### Introduction to clustering

Clustering is an unsupervised machine learning technique that allows you to get insights about your data without the need of labels. It allows you find structure in a set of data points and allows you to group similar datapoints together. The output is represented as a plot that shows the clusters that each data point belogs to. Here is an example:


source: [Wikipedia](https://en.wikipedia.org/wiki/Cluster_analysis)

![](images/download1.png)

In the above image, there are three distinct clusters that the data points are divided into. There is no set way to define the cluster requirements. It relies on the method chosen by the clustering algorithms to find the data points that are most similar and group them into a pre defined number of groups. The closer the datapoint to the center of the cluster, the stronger are its similarities to the others in the same cluster. The further it moves away from the center, the lesser are its similarities. There are ways to choose the appropriate number of clusters, which we will discuss in the next and final section of the workshop. For now, we will assume a predifined number of clusters for our problem.

### K-means clustering
k-means clustering algorithm attempts to partition a given set of data points to minimize the variance of the points in the partition.

Given a set of data points $(x_1,x_2,x_3,....,x_n)$ , the algorithm aims to partition(cluster) these data points into $k$ clusters $(k<n)$ such that the sum of squared avarages (variance) of the points in the cluster is minimized.

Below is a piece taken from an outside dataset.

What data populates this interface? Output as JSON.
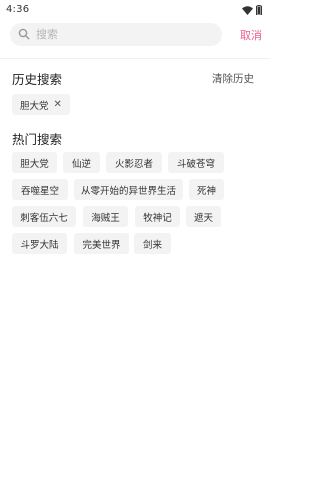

If we represent the clusters as $(c_1,c_2,c_3,....,c_k)$, and $\gamma$ is the mean of all points in a cluster, then the alogorithm attempts to find

$\min\sum_{i=1}^k\sum_{x\in c_i}\parallel x-\gamma_i\parallel^2$

where $\parallel x-\gamma_i\parallel^2$ is the variance of point $x$ in the cluster.

### Problem definition
As we saw in the previous notebook, the dataset we are working with has 5 adverse event topics for each drug name that were generated from unstructured descriptions of those adverse events. Given these unstructured descriptions as the only source of information about the drug, we want to cluster these drugs into groups based on how similar they are in terms of the adverse events that are associated with them. This means if two drugs result in similar adverse events, they will be grouped together. We will do this by using the K-means clustering algorithm described above.
<br><br>Adverse events are reported in free text and this type of unsupervised grouping of drugs based on unstructured descriptions of adverse events  will allow analysts to better understand the adverse events patterns in groups of drugs just from raw unstructured data. Its valuable input for further studies involving supervised techniques like classification or regression.

### Setup

We will begin by importing the necessary libraries into our notebook. **Note that [gensim](https://radimrehurek.com/gensim/) and [columnize](https://pypi.org/project/columnize/) doesnt come preinstalled with the SageMaker Notebook.** The library is preinstalled for you using a [SageMaker lifecycle configuration](https://docs.aws.amazon.com/sagemaker/latest/dg/notebook-lifecycle-config.html) that was attached to the notebook instance at the time it was created using a [CloudFormation template](https://aws.amazon.com/cloudformation/resources/templates/).


In [None]:
import sagemaker
from sagemaker.sklearn.estimator import SKLearn
from sagemaker.sklearn.model import SKLearnModel
from sagemaker import get_execution_role
import boto3, os
import pandas as pd
import gensim                                     
import columnize
import numpy as np
from gensim.models import Word2Vec
from sklearn.manifold import TSNE
from tempfile import TemporaryFile
import matplotlib.pyplot as plt
import seaborn as sns
from sklearn.decomposition import PCA
%matplotlib inline

Next, we will create a SageMaker session to manage interactions with SageMaker commands and other AWS services. We use this session to create a sagemaker default bucket, an S3 bucket in your AWS account that allows you to store training data, model arctifacts and other supporting files. We also get the sagemaker execution role and our s3 prefix for storing the files.

In [None]:
sagemaker_session=sagemaker.Session()
bucket = sagemaker_session.default_bucket()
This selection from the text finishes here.